Speaking of people being who they are, it’s time to address the elephant in the byline. You will notice that the guy in the promotional photo, who may or may not have just severed a digit, is not the same guy in the profile pic accompanying this story. Allow me to get first-person for a moment: Pat Healy and I are both, well, Pat Healy. Obviously, we had to devote some of our conversation to what it’s like being named Pat Healy. When I called him on the phone for our interview, I asked, “Is this Pat Healy?” and he countered excitedly with, “Is THIS Pat Healy?!” What follows is our discussion about what’s in a name.

Writer Pat Healy: I think you have a few years on me, so I guess that means you have the rights to the Pat Healy name more than I do.

Actor Pat Healy: I was the first one in SAG and then there are other people. There’s a guy that works for the Farrelly brothers.

It’s funny — when I met Matt Dillon, I was living in Providence at the time, and it was when he was playing Pat Healy in the Farrelly Brothers movie “Something About Mary,” and I didn’t know that was the character’s name. You don’t go up to an actor and say ‘hey’ and state your full name.

But it never came up?

No, we just talked about The Replacements. I wasn’t interviewing him. I just met him at a bar, and he had written liner notes for a best-of disc of theirs. 

I hung out with him one time and we talked about “Jaws.”

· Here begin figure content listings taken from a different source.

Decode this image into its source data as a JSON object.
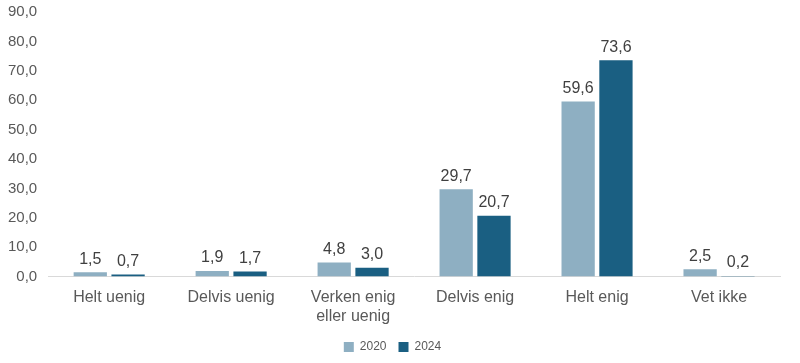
{
  "chart_data": {
    "type": "bar",
    "categories": [
      "Helt uenig",
      "Delvis uenig",
      "Verken enig eller uenig",
      "Delvis enig",
      "Helt enig",
      "Vet ikke"
    ],
    "series": [
      {
        "name": "2020",
        "color": "#8eafc2",
        "values": [
          1.5,
          1.9,
          4.8,
          29.7,
          59.6,
          2.5
        ],
        "value_labels": [
          "1,5",
          "1,9",
          "4,8",
          "29,7",
          "59,6",
          "2,5"
        ]
      },
      {
        "name": "2024",
        "color": "#1a5f82",
        "values": [
          0.7,
          1.7,
          3.0,
          20.7,
          73.6,
          0.2
        ],
        "value_labels": [
          "0,7",
          "1,7",
          "3,0",
          "20,7",
          "73,6",
          "0,2"
        ]
      }
    ],
    "ylim": [
      0,
      90
    ],
    "yticks": [
      {
        "value": 0,
        "label": "0,0"
      },
      {
        "value": 10,
        "label": "10,0"
      },
      {
        "value": 20,
        "label": "20,0"
      },
      {
        "value": 30,
        "label": "30,0"
      },
      {
        "value": 40,
        "label": "40,0"
      },
      {
        "value": 50,
        "label": "50,0"
      },
      {
        "value": 60,
        "label": "60,0"
      },
      {
        "value": 70,
        "label": "70,0"
      },
      {
        "value": 80,
        "label": "80,0"
      },
      {
        "value": 90,
        "label": "90,0"
      }
    ],
    "grid": false,
    "legend": "bottom",
    "data_labels": true
  }
}
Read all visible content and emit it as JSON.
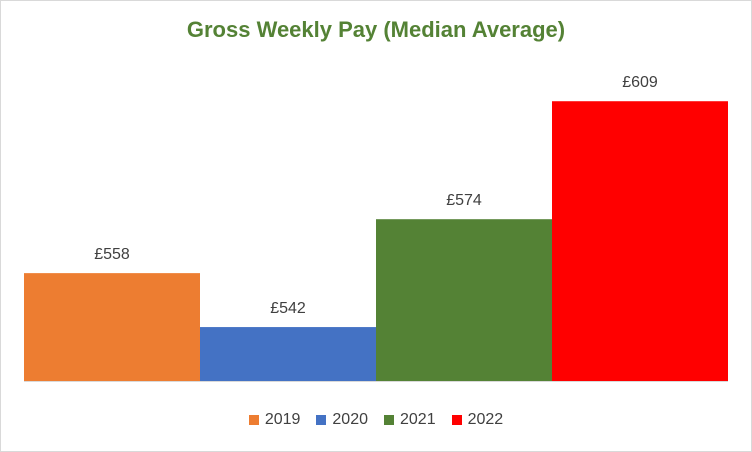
{
  "chart_data": {
    "type": "bar",
    "title": "Gross Weekly Pay (Median Average)",
    "categories": [
      "2019",
      "2020",
      "2021",
      "2022"
    ],
    "values": [
      558,
      542,
      574,
      609
    ],
    "data_labels": [
      "£558",
      "£542",
      "£574",
      "£609"
    ],
    "colors": [
      "#ED7D31",
      "#4472C4",
      "#548235",
      "#FF0000"
    ],
    "ylim": [
      526,
      615
    ],
    "grid": false,
    "legend_position": "bottom",
    "xlabel": "",
    "ylabel": ""
  },
  "legend": {
    "items": [
      {
        "label": "2019",
        "color": "#ED7D31"
      },
      {
        "label": "2020",
        "color": "#4472C4"
      },
      {
        "label": "2021",
        "color": "#548235"
      },
      {
        "label": "2022",
        "color": "#FF0000"
      }
    ]
  }
}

I have patrickhealy@hotmail.com, which over the years has lent itself to a lot of confusion, because it’s such a common name. There’s an engineer in Texas, a drummer in Atlanta.

There’s the guy who writes for the New York Times.

Yes! Whom I met when I was writing for the Globe, because he was writing for the Globe. They got so many letters, like, “Why is your chief political correspondent writing about arts in Somerville?” I met up with him for a beer because he felt badly that I had to change my byline to include my middle name, and then he went to the Times where there was another Pat Healy, and he had to use his middle name in his byline.

There’s a newscaster in L.A., and then a famous chef as well. And now of course we have one of the more famous MMA fighters.

Bam Bam!

I’ve had many drivers come and pick me up and watch their face sink when I’m not the MMA fighter.

Because drivers are really into MMA?

Yeah, they’ll have the photo out with the sharpie, you know?

There’s a guy who won Jeopardy with the Pat Healy name too. And one time I met Brian Posehn at SXSW, and I had my name badge on and he was like, ‘You’re not Pat Healy!’ Is that you or the Farrelly brothers’ friend?

No, it’s me. Brian and I are friends, because I used to do comedy. We used to play “Halo” together all the time 10 years ago. Him, Paul Tompkins, all those “Mr. Show” guys.

So wait, I’m calling you on your cell and you’re at SXSW right now? Please tell me you’ll be there when I get there on Wednesday!

Unfortunately, I fly out before then!

We could have had the Pat Healy Convention.

The world would crumble into cosmic dust as soon as we shake hands.

OK, I think we got all the Pat Healyisms out of the way. Or do you have another? Did you have a tortured nickname that kids gave you?

I have big ears, so “Dumbo.” I have a big forehead, so “Charlie Brown.”

No, I meant, like, pertaining to your name, like I gained some weight at one point and the nickname of “Healy-um” was thrown out there.

Wait, why didn’t they just call you fat Pat?

Because they just weren’t as clever as you or I, Pat Healy!

FINAL NOTE: Upon going to SXSW, I (the writer Pat Healy) stood for a badge photo, but whenever I went into a club, and the bouncers would electronically scan the badge, the photo that came up on the bouncers’ handheld devices was of the actor. When I texted him to ask if he currently had a mustache, as the man in the photo did, because it was confusing the people checking my ID, he texted back, “Yes! They thought I was you, initially.”